Usually we put a little bit of "lejia" inside ,one time in a week, this keep very clean and the toilette.


----------



## jimenato (Nov 21, 2009)

I flush after every use when I remember.


----------



## Nomoss (Nov 25, 2016)

Maybe it depends on diet.


----------



## VFR (Dec 23, 2009)

No matter how good a mans aim is the urine will splash onto other areas.
Remedy is simple, .................. sit down.


----------



## skip o (Aug 1, 2011)

Everyone who knows me knows my aim is amazing. Really though, even when my Spanish toilet isn't being used for a week, it still starts accumulating stains in the underwater area of the bowl.
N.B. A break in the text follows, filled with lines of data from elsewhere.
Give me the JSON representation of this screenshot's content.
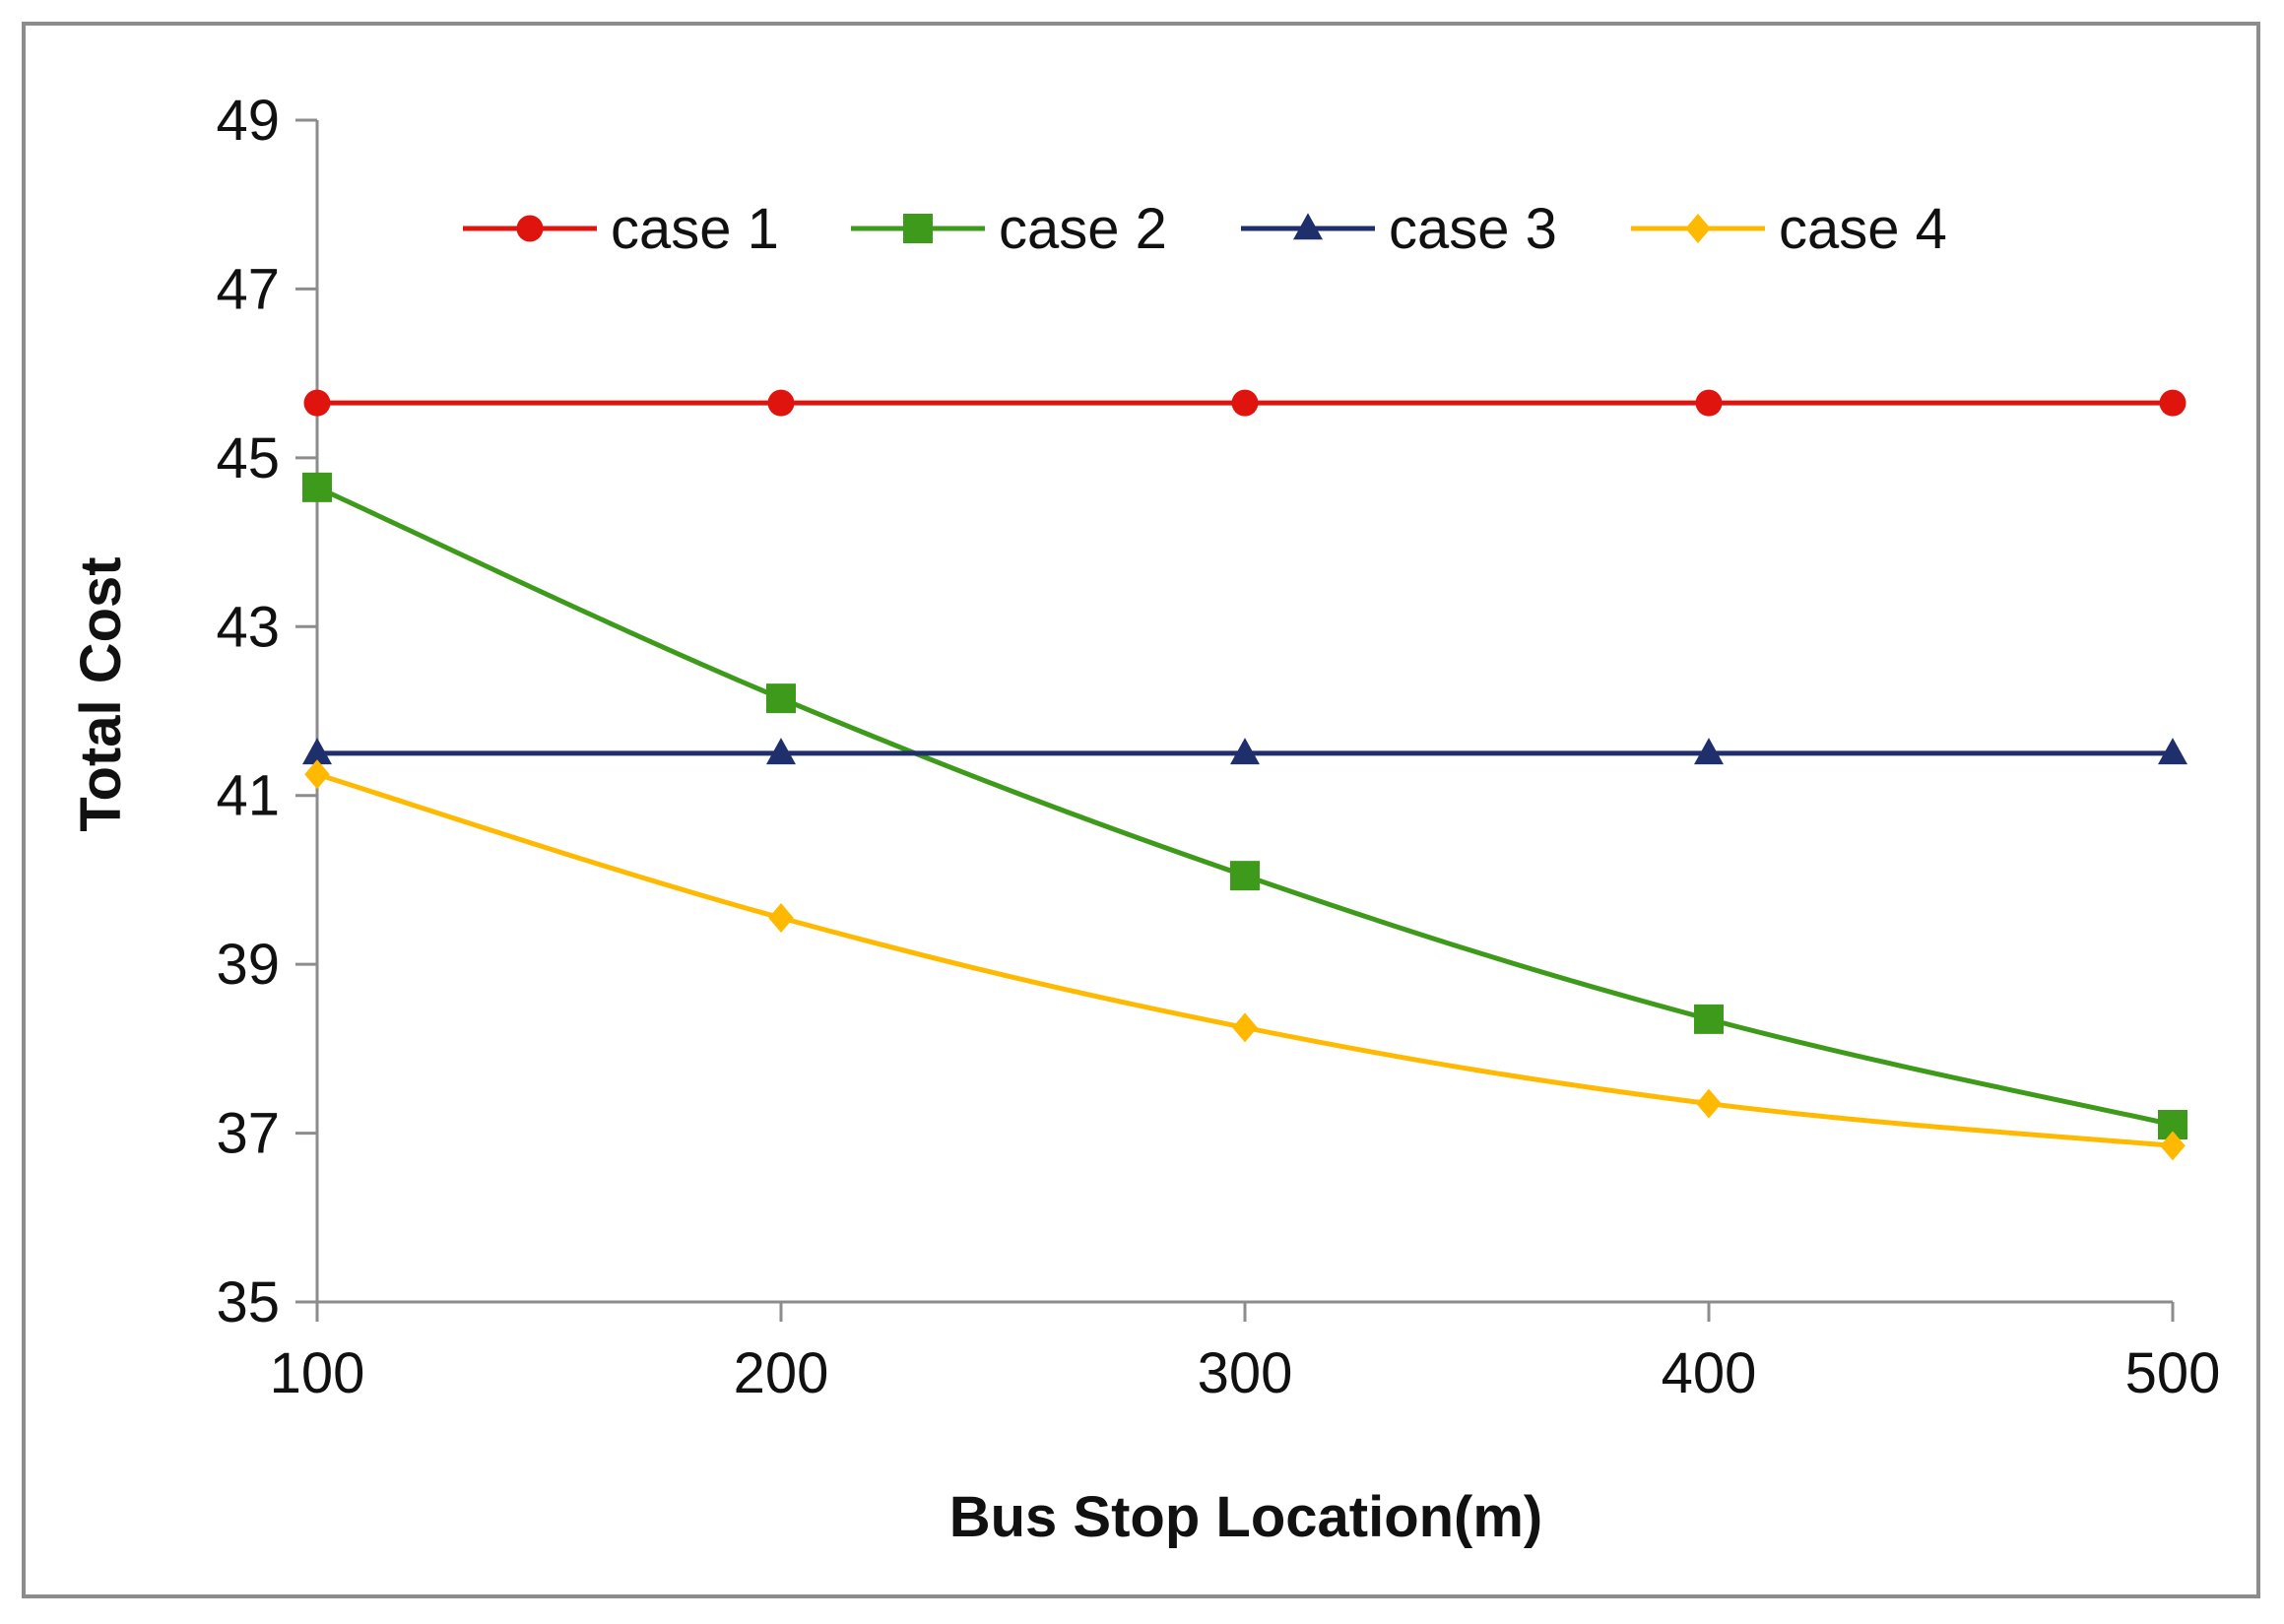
{
  "chart_data": {
    "type": "line",
    "title": "",
    "xlabel": "Bus Stop Location(m)",
    "ylabel": "Total Cost",
    "x": [
      100,
      200,
      300,
      400,
      500
    ],
    "xticks": [
      "100",
      "200",
      "300",
      "400",
      "500"
    ],
    "yticks": [
      "35",
      "37",
      "39",
      "41",
      "43",
      "45",
      "47",
      "49"
    ],
    "ylim": [
      35,
      49
    ],
    "grid": false,
    "legend_position": "top",
    "series": [
      {
        "name": "case 1",
        "color": "#e0140e",
        "marker": "circle",
        "values": [
          45.65,
          45.65,
          45.65,
          45.65,
          45.65
        ]
      },
      {
        "name": "case 2",
        "color": "#3d9a1a",
        "marker": "square",
        "values": [
          44.65,
          42.15,
          40.05,
          38.35,
          37.1
        ]
      },
      {
        "name": "case 3",
        "color": "#1f2f6b",
        "marker": "triangle",
        "values": [
          41.5,
          41.5,
          41.5,
          41.5,
          41.5
        ]
      },
      {
        "name": "case 4",
        "color": "#ffb900",
        "marker": "diamond",
        "values": [
          41.25,
          39.55,
          38.25,
          37.35,
          36.85
        ]
      }
    ]
  }
}
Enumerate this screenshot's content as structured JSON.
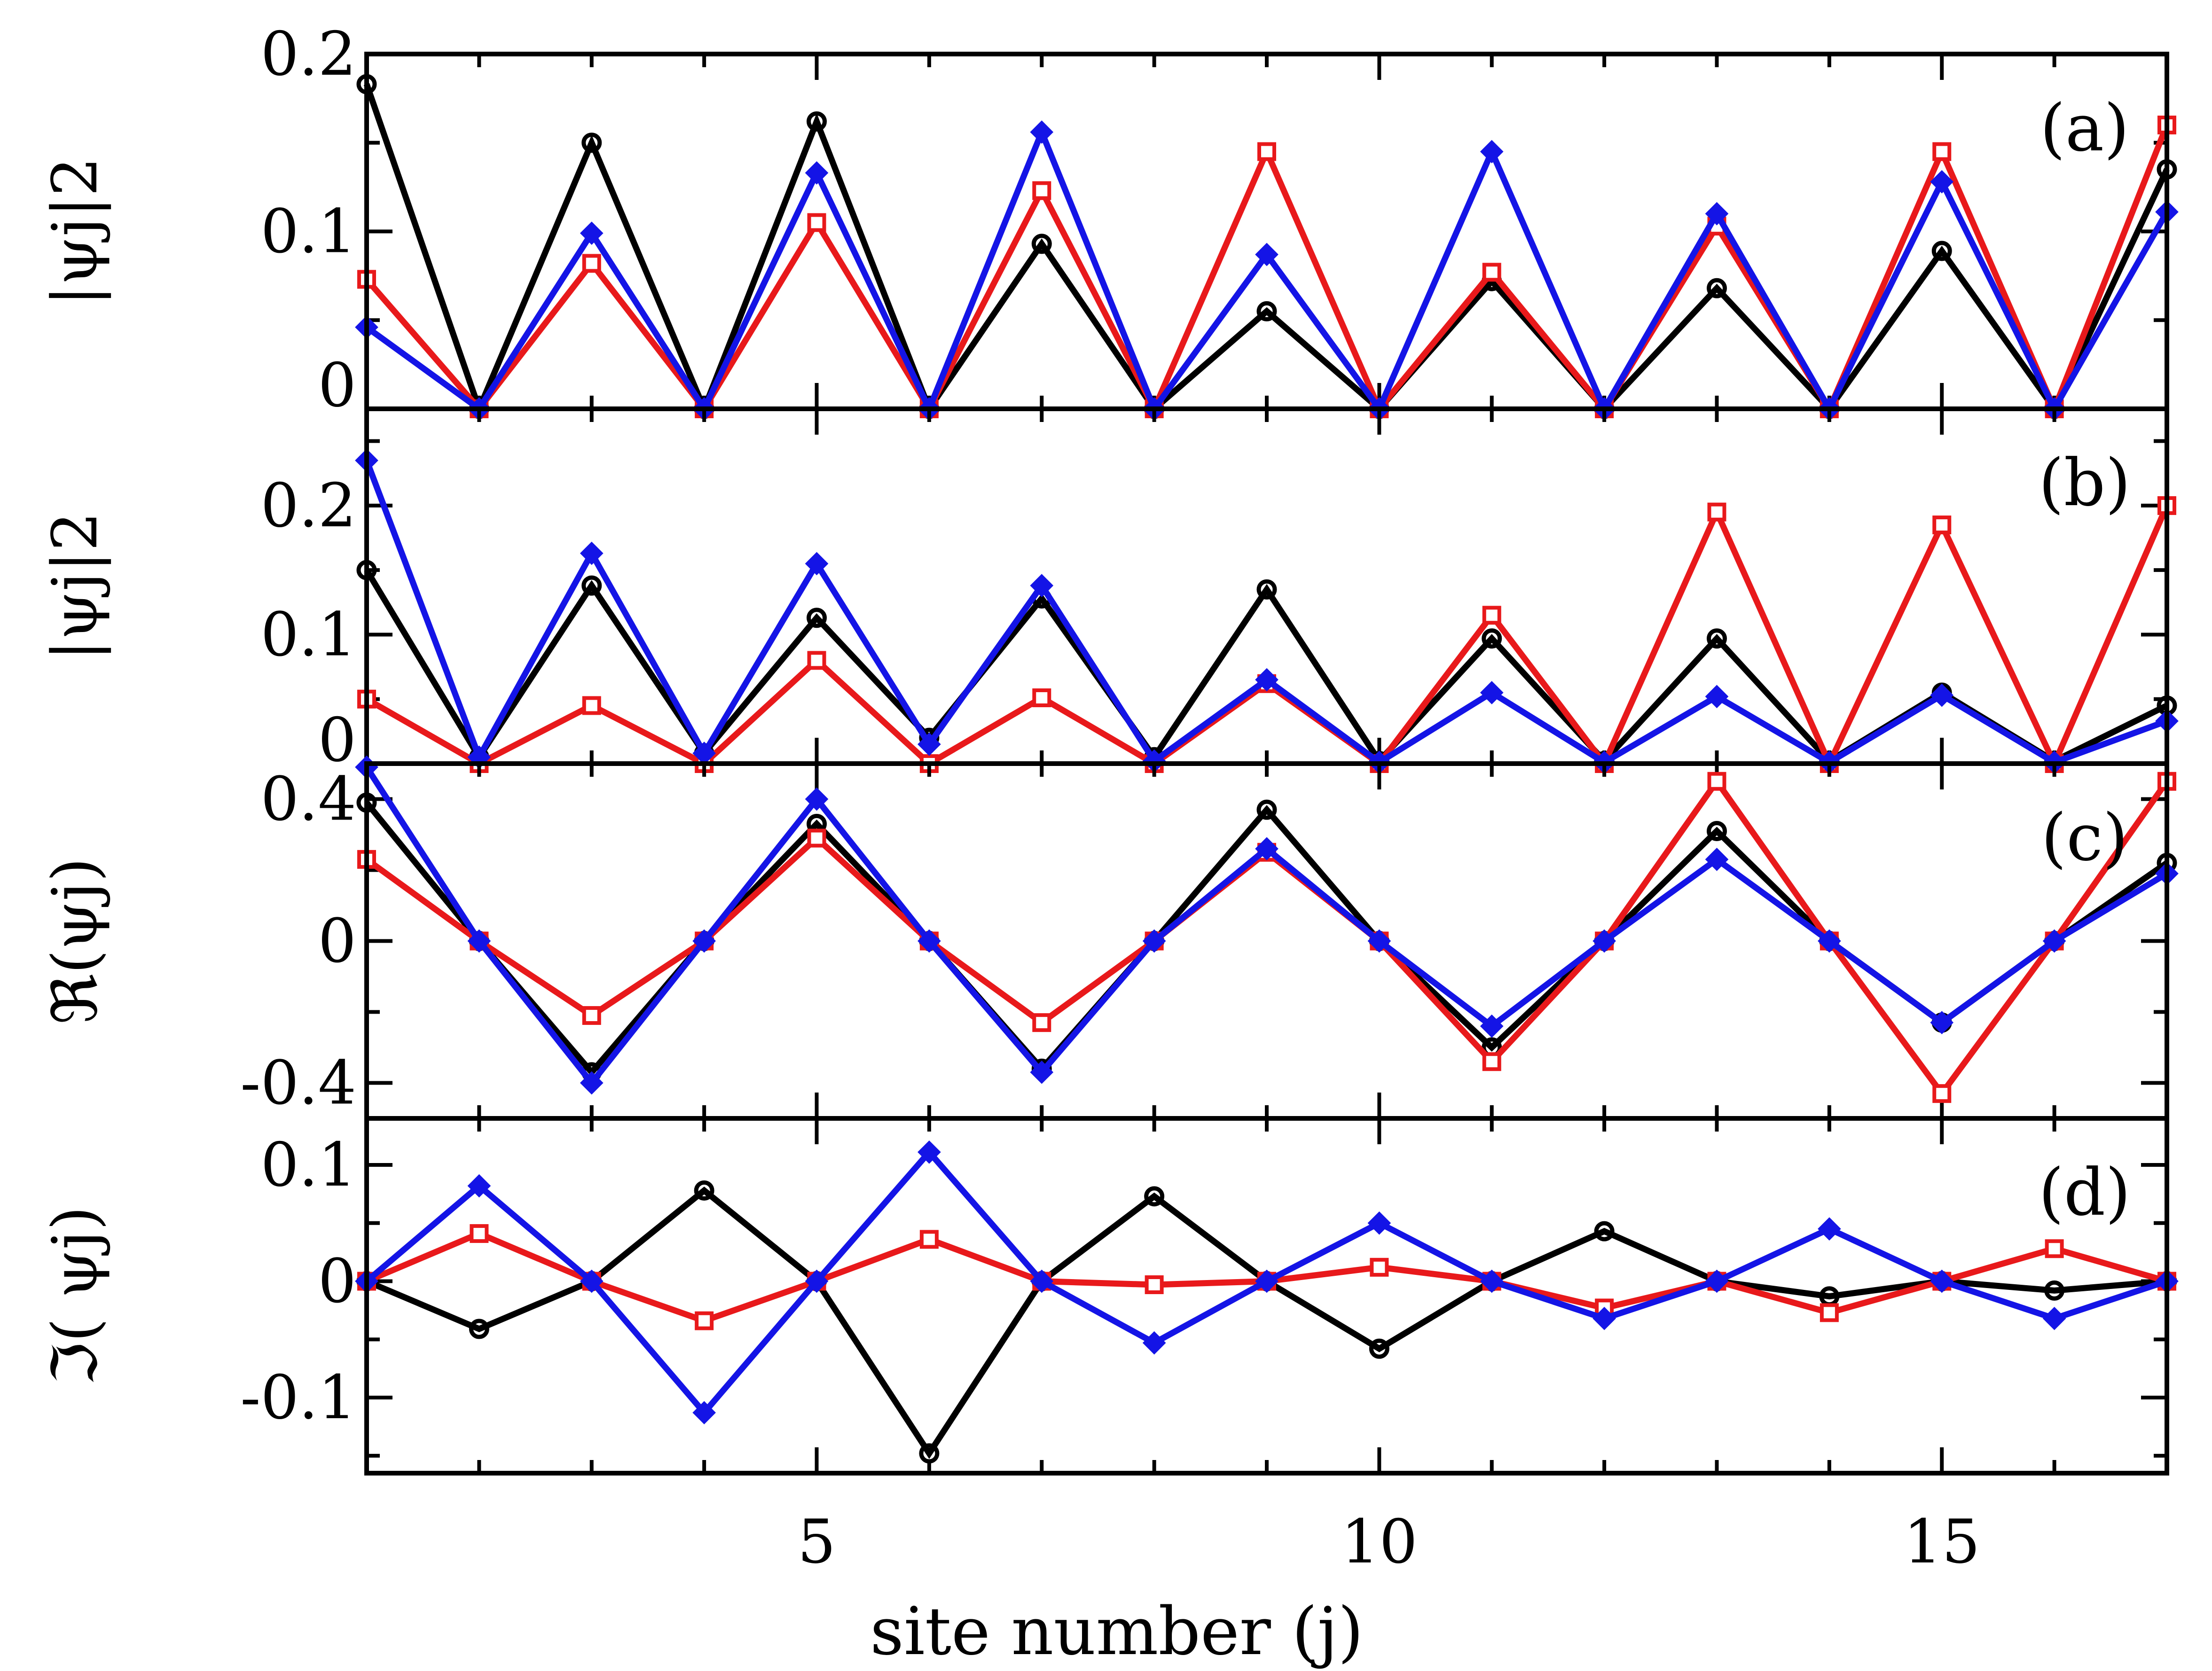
{
  "chart_data": {
    "type": "line",
    "xlabel": "site number (j)",
    "x": [
      1,
      2,
      3,
      4,
      5,
      6,
      7,
      8,
      9,
      10,
      11,
      12,
      13,
      14,
      15,
      16,
      17
    ],
    "xlim": [
      1,
      17
    ],
    "xticks": [
      5,
      10,
      15
    ],
    "xtick_labels": [
      "5",
      "10",
      "15"
    ],
    "colors": {
      "black": "#000000",
      "red": "#e8191b",
      "blue": "#1414e6"
    },
    "panels": [
      {
        "label": "(a)",
        "ylabel": "|ψj|2",
        "ylim": [
          0,
          0.2
        ],
        "yticks": [
          0,
          0.1,
          0.2
        ],
        "ytick_labels": [
          "0",
          "0.1",
          "0.2"
        ],
        "series": [
          {
            "name": "black",
            "marker": "circle",
            "values": [
              0.183,
              0,
              0.15,
              0,
              0.162,
              0,
              0.093,
              0,
              0.055,
              0,
              0.072,
              0,
              0.068,
              0,
              0.089,
              0,
              0.135
            ]
          },
          {
            "name": "red",
            "marker": "square",
            "values": [
              0.073,
              0,
              0.082,
              0,
              0.105,
              0,
              0.123,
              0,
              0.145,
              0,
              0.077,
              0,
              0.103,
              0,
              0.145,
              0,
              0.16
            ]
          },
          {
            "name": "blue",
            "marker": "diamond",
            "values": [
              0.046,
              0,
              0.099,
              0,
              0.133,
              0,
              0.156,
              0,
              0.087,
              0,
              0.145,
              0,
              0.11,
              0,
              0.128,
              0,
              0.111
            ]
          }
        ]
      },
      {
        "label": "(b)",
        "ylabel": "|ψj|2",
        "ylim": [
          0,
          0.275
        ],
        "yticks": [
          0,
          0.1,
          0.2
        ],
        "ytick_labels": [
          "0",
          "0.1",
          "0.2"
        ],
        "series": [
          {
            "name": "black",
            "marker": "circle",
            "values": [
              0.15,
              0.005,
              0.138,
              0.008,
              0.113,
              0.02,
              0.128,
              0.005,
              0.135,
              0.002,
              0.097,
              0.002,
              0.097,
              0.002,
              0.055,
              0.002,
              0.045
            ]
          },
          {
            "name": "red",
            "marker": "square",
            "values": [
              0.05,
              0,
              0.045,
              0,
              0.08,
              0,
              0.051,
              0,
              0.062,
              0,
              0.115,
              0,
              0.195,
              0,
              0.185,
              0,
              0.2
            ]
          },
          {
            "name": "blue",
            "marker": "diamond",
            "values": [
              0.235,
              0.005,
              0.163,
              0.008,
              0.155,
              0.015,
              0.138,
              0.002,
              0.065,
              0.001,
              0.055,
              0.001,
              0.052,
              0.001,
              0.053,
              0.001,
              0.033
            ]
          }
        ]
      },
      {
        "label": "(c)",
        "ylabel": "ℜ(ψj)",
        "ylim": [
          -0.5,
          0.5
        ],
        "yticks": [
          -0.4,
          0,
          0.4
        ],
        "ytick_labels": [
          "-0.4",
          "0",
          "0.4"
        ],
        "series": [
          {
            "name": "black",
            "marker": "circle",
            "values": [
              0.39,
              0,
              -0.37,
              0,
              0.33,
              0,
              -0.36,
              0,
              0.37,
              0,
              -0.3,
              0,
              0.31,
              0,
              -0.23,
              0,
              0.22
            ]
          },
          {
            "name": "red",
            "marker": "square",
            "values": [
              0.23,
              0,
              -0.21,
              0,
              0.29,
              0,
              -0.23,
              0,
              0.25,
              0,
              -0.34,
              0,
              0.45,
              0,
              -0.43,
              0,
              0.45
            ]
          },
          {
            "name": "blue",
            "marker": "diamond",
            "values": [
              0.49,
              0,
              -0.4,
              0,
              0.4,
              0,
              -0.37,
              0,
              0.26,
              0,
              -0.24,
              0,
              0.23,
              0,
              -0.23,
              0,
              0.19
            ]
          }
        ]
      },
      {
        "label": "(d)",
        "ylabel": "ℑ( ψj)",
        "ylim": [
          -0.165,
          0.14
        ],
        "yticks": [
          -0.1,
          0,
          0.1
        ],
        "ytick_labels": [
          "-0.1",
          "0",
          "0.1"
        ],
        "series": [
          {
            "name": "black",
            "marker": "circle",
            "values": [
              0,
              -0.041,
              0,
              0.078,
              0,
              -0.148,
              0,
              0.073,
              0,
              -0.058,
              0,
              0.043,
              0,
              -0.013,
              0,
              -0.008,
              0
            ]
          },
          {
            "name": "red",
            "marker": "square",
            "values": [
              0,
              0.041,
              0,
              -0.034,
              0,
              0.036,
              0,
              -0.003,
              0,
              0.012,
              0,
              -0.023,
              0,
              -0.027,
              0,
              0.028,
              0
            ]
          },
          {
            "name": "blue",
            "marker": "diamond",
            "values": [
              0,
              0.082,
              0,
              -0.113,
              0,
              0.111,
              0,
              -0.053,
              0,
              0.05,
              0,
              -0.032,
              0,
              0.045,
              0,
              -0.032,
              0
            ]
          }
        ]
      }
    ]
  }
}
I am not sure if my problem is an old toilet or hard water.


----------



## Nomoss (Nov 25, 2016)

I've noticed that cheap wc's such as those from the DIY sheds do tend to stain more than the more expensive ones with well-known brands, possibly because the quality of the glaze and the firing is better controlled.

I think hard water is also to blame fror staining, but ours is quite soft.


----------



## Alcalaina (Aug 6, 2010)

We have soft water but it does leave a pinkish-brown stain around the edges of the shower (and under the sealant) which is really hard to remove. No problem with the loo though, a sloosh of thick bleach every three or four days keeps it sparkly white.


----------



## Nomoss (Nov 25, 2016)

Alcalaina said:


> We have soft water but it does leave a pinkish-brown stain around the edges of the shower (and under the sealant) which is really hard to remove. No problem with the loo though, a sloosh of thick bleach every three or four days keeps it sparkly white.


We get pinkish brown marks around sinks etc., but I've found it is a mould/alga, which can be removed by a strongish household bleach solution.


----------